人から褒められたときは、なるべく素直に受け取った方がいい。
人が褒められて一番気持ち良くなるのは、実は自分がコンプレックスをもっているところで、自分が「自然に」手に入れてしまっている能力や性格について褒められても、なかなか素直には受けとめられない。人はすぐこう思う、そんなものは知らぬ間に身に付いていたもので、取り立てて能力というほどの値打ちもない、それよりも、本当は正体を晒すのが怖くて、心密かに必死に埋め合わせ、積み上げてきた今の自分の力を見てほしい。
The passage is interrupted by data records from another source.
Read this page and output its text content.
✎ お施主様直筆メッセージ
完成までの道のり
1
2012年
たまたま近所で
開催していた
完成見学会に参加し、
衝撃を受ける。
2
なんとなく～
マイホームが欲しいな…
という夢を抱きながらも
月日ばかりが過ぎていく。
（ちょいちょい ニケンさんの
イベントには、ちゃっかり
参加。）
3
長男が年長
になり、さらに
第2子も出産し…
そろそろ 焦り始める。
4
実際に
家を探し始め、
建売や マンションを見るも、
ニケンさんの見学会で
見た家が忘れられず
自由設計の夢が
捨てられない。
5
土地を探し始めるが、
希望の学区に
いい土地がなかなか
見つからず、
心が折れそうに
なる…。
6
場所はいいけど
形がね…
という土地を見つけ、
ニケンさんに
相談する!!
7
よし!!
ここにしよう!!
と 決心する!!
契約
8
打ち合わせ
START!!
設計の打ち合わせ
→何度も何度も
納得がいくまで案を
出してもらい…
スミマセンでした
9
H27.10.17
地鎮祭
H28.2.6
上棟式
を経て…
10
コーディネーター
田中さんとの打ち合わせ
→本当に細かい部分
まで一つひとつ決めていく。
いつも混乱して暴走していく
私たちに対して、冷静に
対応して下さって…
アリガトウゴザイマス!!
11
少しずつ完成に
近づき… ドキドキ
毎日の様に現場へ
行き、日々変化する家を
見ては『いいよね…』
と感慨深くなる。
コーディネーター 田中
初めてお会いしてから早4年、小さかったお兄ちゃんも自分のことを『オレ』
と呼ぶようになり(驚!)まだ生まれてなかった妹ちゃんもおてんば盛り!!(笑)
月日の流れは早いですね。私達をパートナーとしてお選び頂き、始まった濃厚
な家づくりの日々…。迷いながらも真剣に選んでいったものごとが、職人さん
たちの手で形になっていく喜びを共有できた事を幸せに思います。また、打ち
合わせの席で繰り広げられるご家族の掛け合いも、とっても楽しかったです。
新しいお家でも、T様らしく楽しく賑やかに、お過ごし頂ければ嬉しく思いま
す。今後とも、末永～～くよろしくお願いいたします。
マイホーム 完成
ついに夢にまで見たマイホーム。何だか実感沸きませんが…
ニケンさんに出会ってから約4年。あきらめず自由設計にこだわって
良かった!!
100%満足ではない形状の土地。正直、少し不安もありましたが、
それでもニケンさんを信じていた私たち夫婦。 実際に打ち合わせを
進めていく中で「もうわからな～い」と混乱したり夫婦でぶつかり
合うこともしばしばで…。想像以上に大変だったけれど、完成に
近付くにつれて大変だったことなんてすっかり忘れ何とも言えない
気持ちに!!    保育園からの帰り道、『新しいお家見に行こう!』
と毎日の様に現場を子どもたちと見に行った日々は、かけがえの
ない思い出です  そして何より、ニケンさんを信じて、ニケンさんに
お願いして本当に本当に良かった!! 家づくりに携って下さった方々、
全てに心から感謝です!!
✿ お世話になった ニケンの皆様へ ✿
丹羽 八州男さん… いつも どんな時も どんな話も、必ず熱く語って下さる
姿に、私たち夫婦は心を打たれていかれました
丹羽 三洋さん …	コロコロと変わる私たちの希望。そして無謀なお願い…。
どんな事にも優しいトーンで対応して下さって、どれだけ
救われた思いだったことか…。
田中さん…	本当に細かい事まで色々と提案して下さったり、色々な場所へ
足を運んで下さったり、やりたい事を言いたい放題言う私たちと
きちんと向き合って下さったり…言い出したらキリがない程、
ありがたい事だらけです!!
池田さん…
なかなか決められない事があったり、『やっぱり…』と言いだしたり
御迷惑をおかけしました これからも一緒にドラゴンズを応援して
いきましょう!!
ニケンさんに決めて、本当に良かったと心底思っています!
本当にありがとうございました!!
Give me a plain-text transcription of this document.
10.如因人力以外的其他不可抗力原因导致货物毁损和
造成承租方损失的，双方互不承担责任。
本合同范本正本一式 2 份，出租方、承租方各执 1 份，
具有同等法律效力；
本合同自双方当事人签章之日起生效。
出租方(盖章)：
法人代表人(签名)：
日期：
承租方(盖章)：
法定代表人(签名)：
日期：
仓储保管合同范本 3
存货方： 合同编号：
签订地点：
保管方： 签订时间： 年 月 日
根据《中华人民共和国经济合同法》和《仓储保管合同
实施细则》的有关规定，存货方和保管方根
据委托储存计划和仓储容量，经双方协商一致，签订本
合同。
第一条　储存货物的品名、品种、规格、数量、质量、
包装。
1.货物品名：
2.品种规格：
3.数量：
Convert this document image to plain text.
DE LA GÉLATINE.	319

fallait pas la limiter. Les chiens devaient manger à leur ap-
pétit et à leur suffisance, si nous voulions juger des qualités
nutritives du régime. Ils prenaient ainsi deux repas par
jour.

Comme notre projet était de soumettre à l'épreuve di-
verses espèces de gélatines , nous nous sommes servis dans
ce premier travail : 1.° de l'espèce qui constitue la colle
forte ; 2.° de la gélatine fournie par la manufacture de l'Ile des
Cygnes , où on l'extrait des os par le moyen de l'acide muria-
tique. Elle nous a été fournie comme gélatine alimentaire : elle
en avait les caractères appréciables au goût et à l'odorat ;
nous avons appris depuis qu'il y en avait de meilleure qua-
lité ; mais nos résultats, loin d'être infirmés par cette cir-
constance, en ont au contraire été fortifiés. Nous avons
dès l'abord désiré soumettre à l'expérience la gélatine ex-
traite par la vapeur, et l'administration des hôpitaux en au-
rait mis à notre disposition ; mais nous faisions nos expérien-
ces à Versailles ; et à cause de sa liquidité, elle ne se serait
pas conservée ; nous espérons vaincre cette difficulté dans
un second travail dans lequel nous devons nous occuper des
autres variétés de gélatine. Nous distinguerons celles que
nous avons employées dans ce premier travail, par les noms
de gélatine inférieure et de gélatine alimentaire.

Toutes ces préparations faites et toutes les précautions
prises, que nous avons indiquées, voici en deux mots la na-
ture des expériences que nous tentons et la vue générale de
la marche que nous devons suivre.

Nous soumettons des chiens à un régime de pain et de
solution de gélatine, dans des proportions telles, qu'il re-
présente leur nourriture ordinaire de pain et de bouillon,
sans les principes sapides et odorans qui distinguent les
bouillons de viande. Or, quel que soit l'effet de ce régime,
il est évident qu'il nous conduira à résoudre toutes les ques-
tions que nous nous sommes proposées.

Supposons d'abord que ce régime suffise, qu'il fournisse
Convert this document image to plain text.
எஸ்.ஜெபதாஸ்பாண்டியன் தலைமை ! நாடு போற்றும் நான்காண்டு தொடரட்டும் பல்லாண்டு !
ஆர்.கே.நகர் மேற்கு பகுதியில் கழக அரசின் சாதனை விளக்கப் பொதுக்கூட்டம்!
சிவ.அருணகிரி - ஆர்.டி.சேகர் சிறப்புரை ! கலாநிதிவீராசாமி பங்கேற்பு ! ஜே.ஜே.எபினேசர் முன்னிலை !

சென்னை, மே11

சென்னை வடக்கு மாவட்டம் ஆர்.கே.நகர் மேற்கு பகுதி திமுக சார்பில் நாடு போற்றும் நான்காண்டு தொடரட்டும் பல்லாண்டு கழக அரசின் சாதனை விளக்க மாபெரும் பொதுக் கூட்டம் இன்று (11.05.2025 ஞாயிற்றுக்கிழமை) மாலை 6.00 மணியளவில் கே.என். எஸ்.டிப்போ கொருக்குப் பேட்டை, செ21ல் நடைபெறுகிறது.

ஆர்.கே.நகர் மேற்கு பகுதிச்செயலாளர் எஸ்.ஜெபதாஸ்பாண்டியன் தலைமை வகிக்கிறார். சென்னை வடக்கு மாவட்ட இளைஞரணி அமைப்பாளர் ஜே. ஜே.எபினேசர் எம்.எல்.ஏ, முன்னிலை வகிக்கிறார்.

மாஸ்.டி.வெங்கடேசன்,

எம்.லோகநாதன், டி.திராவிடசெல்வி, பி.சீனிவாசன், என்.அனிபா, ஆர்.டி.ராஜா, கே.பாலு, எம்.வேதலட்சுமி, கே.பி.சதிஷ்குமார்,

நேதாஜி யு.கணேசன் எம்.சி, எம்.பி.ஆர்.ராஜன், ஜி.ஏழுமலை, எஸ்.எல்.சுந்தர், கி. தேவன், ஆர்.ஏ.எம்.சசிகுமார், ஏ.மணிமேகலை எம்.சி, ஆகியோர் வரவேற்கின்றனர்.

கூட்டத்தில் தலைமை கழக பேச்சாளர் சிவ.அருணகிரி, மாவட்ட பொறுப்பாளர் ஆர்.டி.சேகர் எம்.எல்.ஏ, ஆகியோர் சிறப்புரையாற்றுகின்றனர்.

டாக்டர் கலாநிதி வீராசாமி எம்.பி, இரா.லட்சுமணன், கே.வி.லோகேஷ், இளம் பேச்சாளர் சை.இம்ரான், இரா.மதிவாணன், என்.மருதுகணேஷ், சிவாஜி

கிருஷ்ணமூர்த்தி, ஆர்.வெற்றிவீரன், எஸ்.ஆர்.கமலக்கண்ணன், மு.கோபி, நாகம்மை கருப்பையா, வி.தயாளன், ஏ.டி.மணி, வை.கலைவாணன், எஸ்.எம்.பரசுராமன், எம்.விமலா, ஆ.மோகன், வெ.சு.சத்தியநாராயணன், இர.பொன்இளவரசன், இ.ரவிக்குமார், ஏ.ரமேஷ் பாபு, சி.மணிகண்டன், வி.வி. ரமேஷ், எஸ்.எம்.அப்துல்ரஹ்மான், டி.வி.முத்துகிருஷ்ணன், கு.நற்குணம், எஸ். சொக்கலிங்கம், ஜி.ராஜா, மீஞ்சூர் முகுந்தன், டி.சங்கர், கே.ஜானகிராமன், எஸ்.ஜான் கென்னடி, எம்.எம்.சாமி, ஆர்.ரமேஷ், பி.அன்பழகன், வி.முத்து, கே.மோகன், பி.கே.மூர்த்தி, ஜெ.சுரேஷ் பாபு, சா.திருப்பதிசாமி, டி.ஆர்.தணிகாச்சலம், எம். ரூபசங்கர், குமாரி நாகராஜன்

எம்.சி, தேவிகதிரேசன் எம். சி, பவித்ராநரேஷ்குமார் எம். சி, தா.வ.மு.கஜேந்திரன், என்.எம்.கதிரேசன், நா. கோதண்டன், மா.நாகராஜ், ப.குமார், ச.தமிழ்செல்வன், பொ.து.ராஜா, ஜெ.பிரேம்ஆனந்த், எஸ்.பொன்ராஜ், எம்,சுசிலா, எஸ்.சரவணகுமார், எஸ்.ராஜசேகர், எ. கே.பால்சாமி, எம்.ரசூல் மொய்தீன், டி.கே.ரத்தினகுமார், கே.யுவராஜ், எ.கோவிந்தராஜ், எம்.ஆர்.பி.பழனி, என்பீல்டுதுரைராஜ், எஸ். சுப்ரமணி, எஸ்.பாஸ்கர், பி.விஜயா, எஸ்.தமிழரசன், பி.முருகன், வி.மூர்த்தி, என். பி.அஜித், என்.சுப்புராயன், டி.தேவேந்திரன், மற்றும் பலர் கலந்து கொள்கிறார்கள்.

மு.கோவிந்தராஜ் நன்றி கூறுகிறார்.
評価が欲しくて、長いあいだ一番努力を注いできたのはそこだから。
でもその努力の目標だった人、自分が弱みを克服しようとして一歩を踏み出したとき、はるか高みにいたあの人の能力だって、自分はその「自然に」映るさまに憧れてきたのではないだろうか。憧れの人がその陰で、あなたが「自然に」自分のものとしている能力について悩んでいなかったと、どうして言えるだろう。
あなたが今、褒められて卑下しているのは、あのときの憧れの人を輝かせていた能力なのだ。その力は、コンプレックスの克服のために費やされたあなたの全生活を、気に留められることもなく支えてきた。一体人の心の中に蓄えられた宝のなかで、「自然な」もの、努力の結晶でないものなどあるのだろうか。
かと言って傲慢になる必要もない。自分の気づいていない能力の分だけ、あなたはあなたが思っている以上の人間なのだから。